Sophos’ report explores ransomware’s impact on manufacturing
Sophos has opened a new survey report The State of Ransomware in Manufacturing and Production 2023 which yielded some alarming facts for the industry.
Sophos is a cybersecurity champion, based in Oxfordshire, England, and founded in 1985.
Manufacturing leaders face ransomware threats
Sophos is one of the biggest pure-play cybersecurity providers, which protects over 500,000 organisations and more than 100m global users from ransomware, phishing and malware.
For the survey, Sophos polled 3,000 leaders in IT and cybersecurity, with 100 to 5,000 employees. This included 363 manufacturing and production businesses, across 14 countries in the Americas, EMEA and Asia Pacific.
The results showed:
- In 68% of ransomware attacks against the manufacturing sector, the data was encrypted by the group behind the hack
- In 32% of cases where this happened, data was also stolen
- 73% of the manufacturers surveyed said they were using backups
- 55% of manufacturing businesses surveyed who were victims of such an attack recovered within one week
The main causes of ransomware attacks were reported to be:
- 27% of attacks said compromised credentials were the most common root cause
- 24% of incidents were caused by exploited vulnerabilities
- 41% of those surveyed blamed malicious emails or phishing
“While ransom payments cannot always be avoided, we know from our survey response data that paying a ransom doubles the costs of recovery,” said John Shier, field CTO at Sophos. “With 77% of manufacturing organisations reporting lost revenue after a ransomware attack, this added cost burden should be avoided, and priority placed on earlier detection and response.”

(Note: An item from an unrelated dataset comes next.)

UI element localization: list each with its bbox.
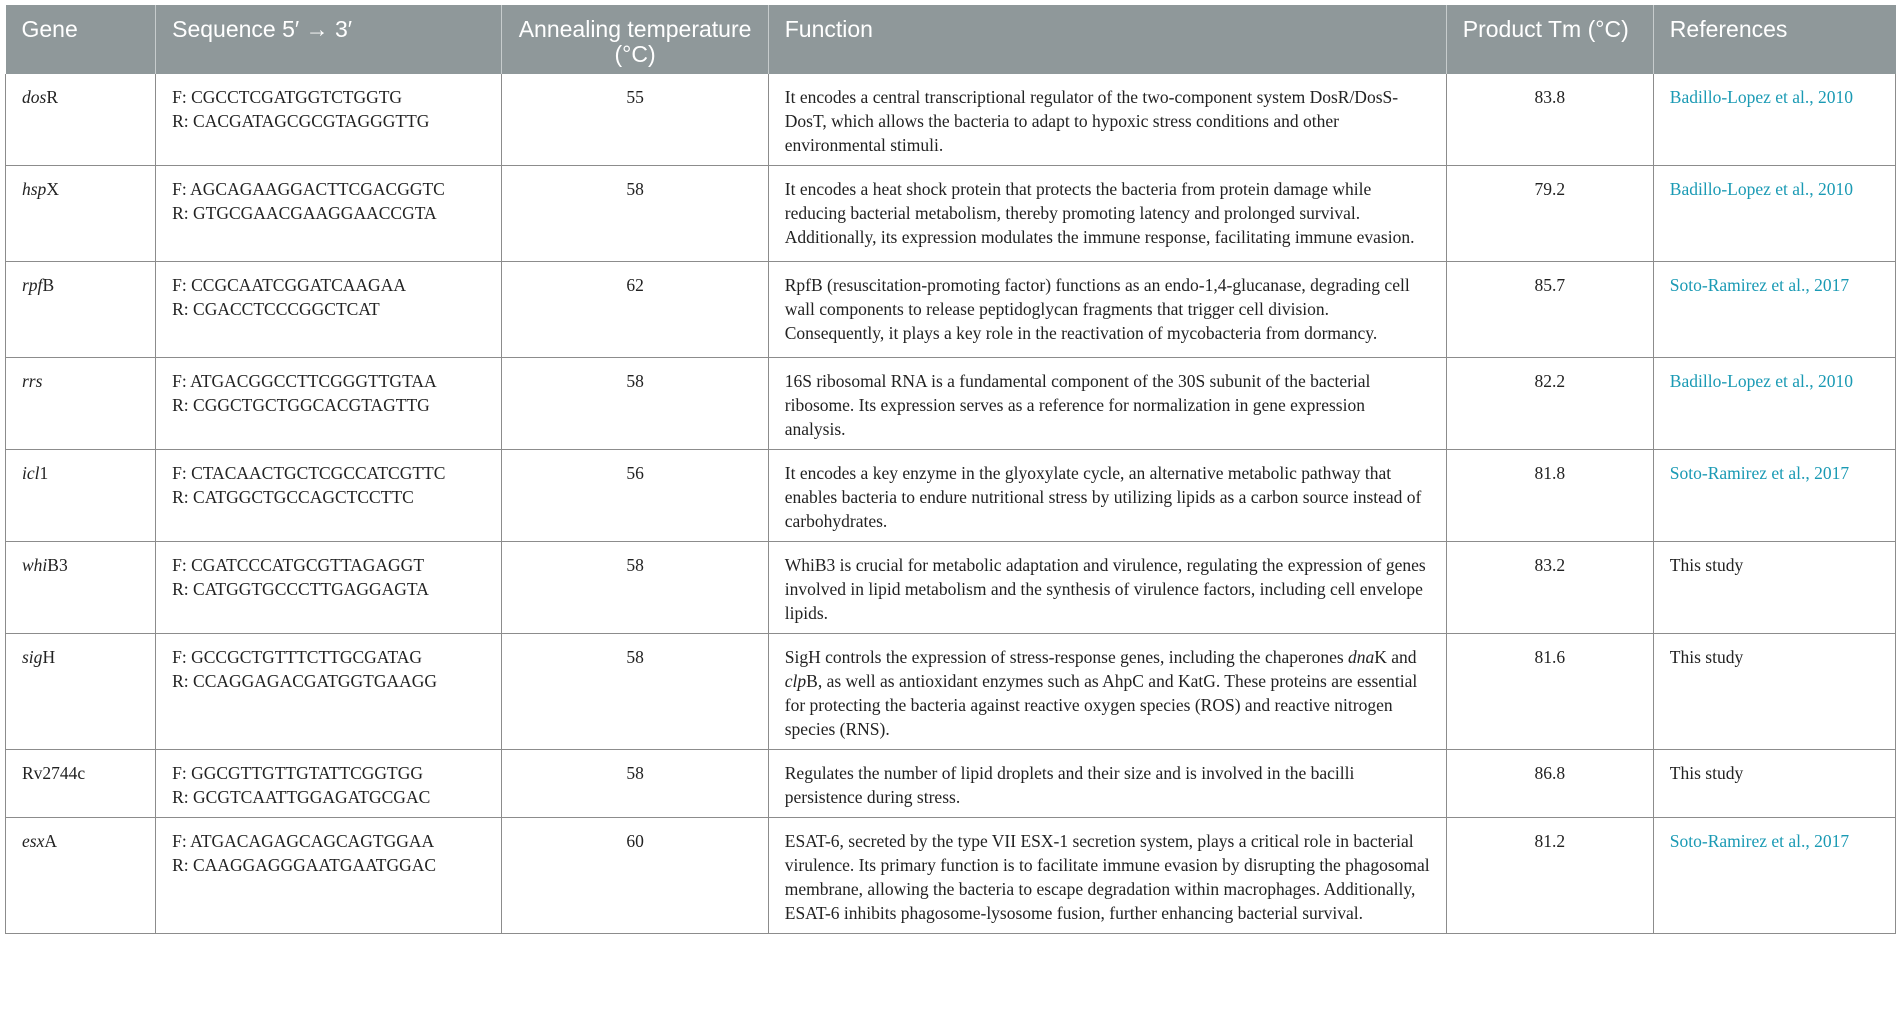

Sophos’ knowledge of ransomware attacks
Manufacturing Digital previously interviewed Shier about his knowledge of ransomware attacks, where he discussed the difference between a cyber attack and a ransomware attack.

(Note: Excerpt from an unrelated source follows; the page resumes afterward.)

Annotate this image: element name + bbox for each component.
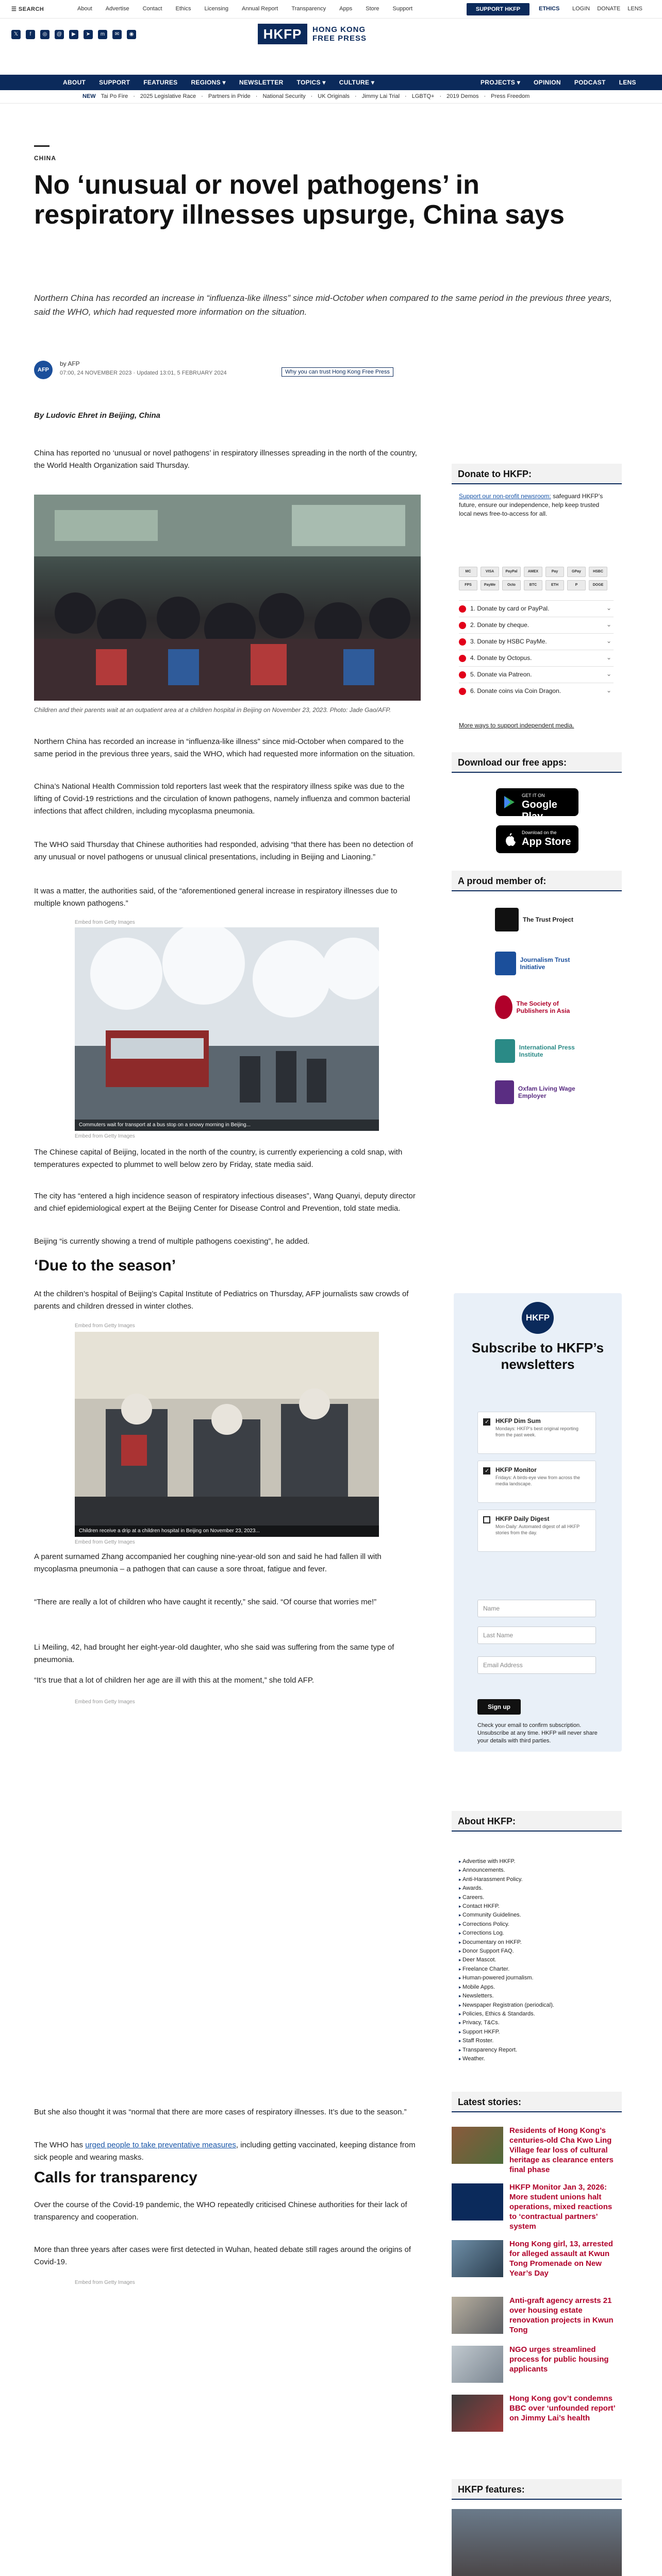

Information gained in a ransomware attack is kept from the public and offered back to the victim for a price.
In a cyberattack, there is no offer of negotiation.
“I would say that it's fairly rare to have nation states behind ransomware attacks that are for profit,” says Shier. “Nation states are generally after information, they're not really in it to make money; they're gathering intelligence, state secrets, intellectual property and information about activists.

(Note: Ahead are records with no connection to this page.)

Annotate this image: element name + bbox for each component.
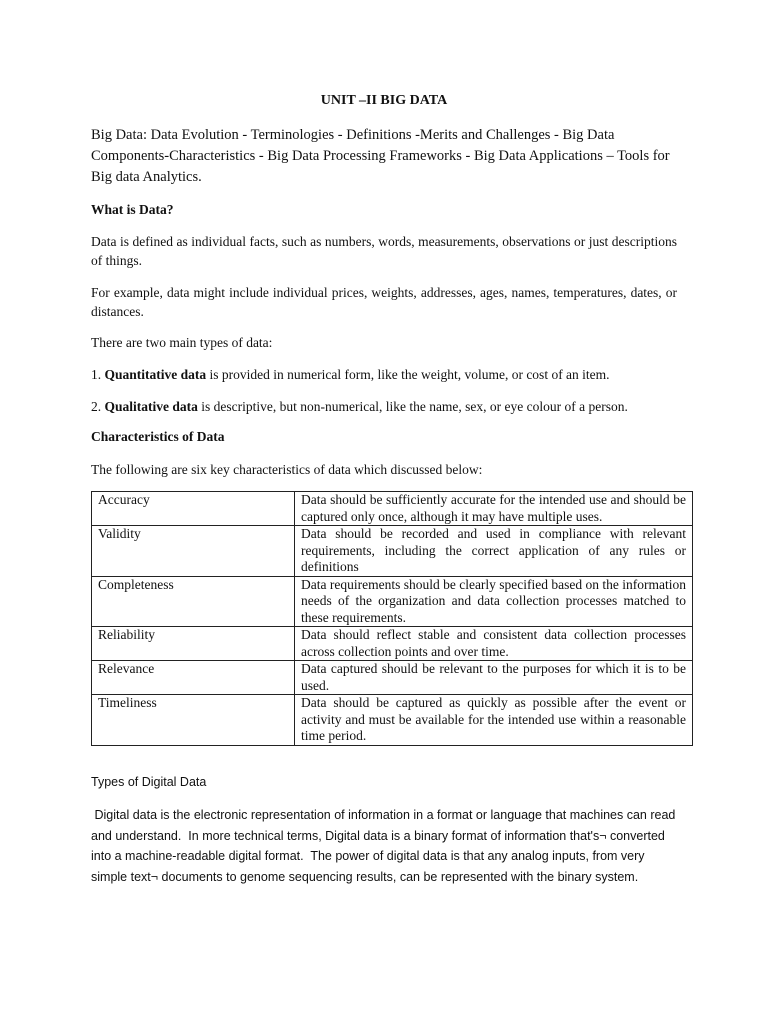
characteristic-name: Validity: [92, 526, 295, 577]
characteristics-heading: Characteristics of Data: [91, 429, 225, 444]
characteristic-description: Data should be sufficiently accurate for the intended use and should be captured only once, although it may have multiple uses.: [295, 492, 693, 526]
table-row: [92, 661, 693, 695]
characteristic-name: Reliability: [92, 627, 295, 661]
digital-data-body: Digital data is the electronic representation of information in a format or language that machines can read and understand. In more technical terms, Digital data is a binary format of information that's¬ converted into a machine-readable digital format. The power of digital data is that any analog inputs, from very simple text¬ documents to genome sequencing results, can be represented with the binary system.: [91, 808, 679, 884]
data-types-intro: There are two main types of data:: [91, 335, 273, 350]
qualitative-term: Qualitative data: [104, 399, 198, 414]
digital-data-heading: Types of Digital Data: [91, 775, 207, 789]
table-row: [92, 695, 693, 746]
quantitative-item: [91, 365, 677, 384]
characteristic-name: Timeliness: [92, 695, 295, 746]
characteristic-description: Data requirements should be clearly specified based on the information needs of the organization and data collection processes matched to these requirements.: [295, 576, 693, 627]
data-definition: Data is defined as individual facts, such as numbers, words, measurements, observations or just descriptions of things.: [91, 234, 677, 268]
table-row: [92, 492, 693, 526]
characteristic-name: Completeness: [92, 576, 295, 627]
item-number: 2.: [91, 399, 105, 414]
quantitative-term: Quantitative data: [104, 367, 207, 382]
table-row: [92, 576, 693, 627]
characteristic-description: Data captured should be relevant to the purposes for which it is to be used.: [295, 661, 693, 695]
qualitative-item: [91, 397, 677, 416]
unit-intro: Big Data: Data Evolution - Terminologies - Definitions -Merits and Challenges - Big Data Components-Characteristics - Big Data Processing Frameworks - Big Data Applications – Tools for Big data Analytics.: [91, 127, 670, 185]
table-row: [92, 627, 693, 661]
characteristic-name: Accuracy: [92, 492, 295, 526]
characteristic-description: Data should be recorded and used in compliance with relevant requirements, including the correct application of any rules or definitions: [295, 526, 693, 577]
characteristics-table: [91, 491, 693, 746]
unit-title: UNIT –II BIG DATA: [320, 93, 448, 108]
data-example: For example, data might include individual prices, weights, addresses, ages, names, temperatures, dates, or distances.: [91, 285, 677, 319]
characteristic-name: Relevance: [92, 661, 295, 695]
characteristics-intro: The following are six key characteristics of data which discussed below:: [91, 462, 483, 477]
characteristic-description: Data should be captured as quickly as possible after the event or activity and must be available for the intended use within a reasonable time period.: [295, 695, 693, 746]
characteristic-description: Data should reflect stable and consistent data collection processes across collection points and over time.: [295, 627, 693, 661]
what-is-data-heading: What is Data?: [91, 202, 174, 217]
table-row: [92, 526, 693, 577]
qualitative-desc: is descriptive, but non-numerical, like the name, sex, or eye colour of a person.: [197, 399, 628, 414]
item-number: 1.: [91, 367, 105, 382]
quantitative-desc: is provided in numerical form, like the weight, volume, or cost of an item.: [206, 367, 610, 382]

“There's also a tool called X matter, which is also a data stealing tool that is being used by several different groups. It could be a single person that's part of this affiliate programme or it could be a bunch of people. You can also be part of more than one such programme. There's a whole bunch of these ransomware groups; as a group or an individual, you can participate in many of these schemes. Generally, they take anywhere from 10-20%, then the affiliates themselves get the rest of the profit.”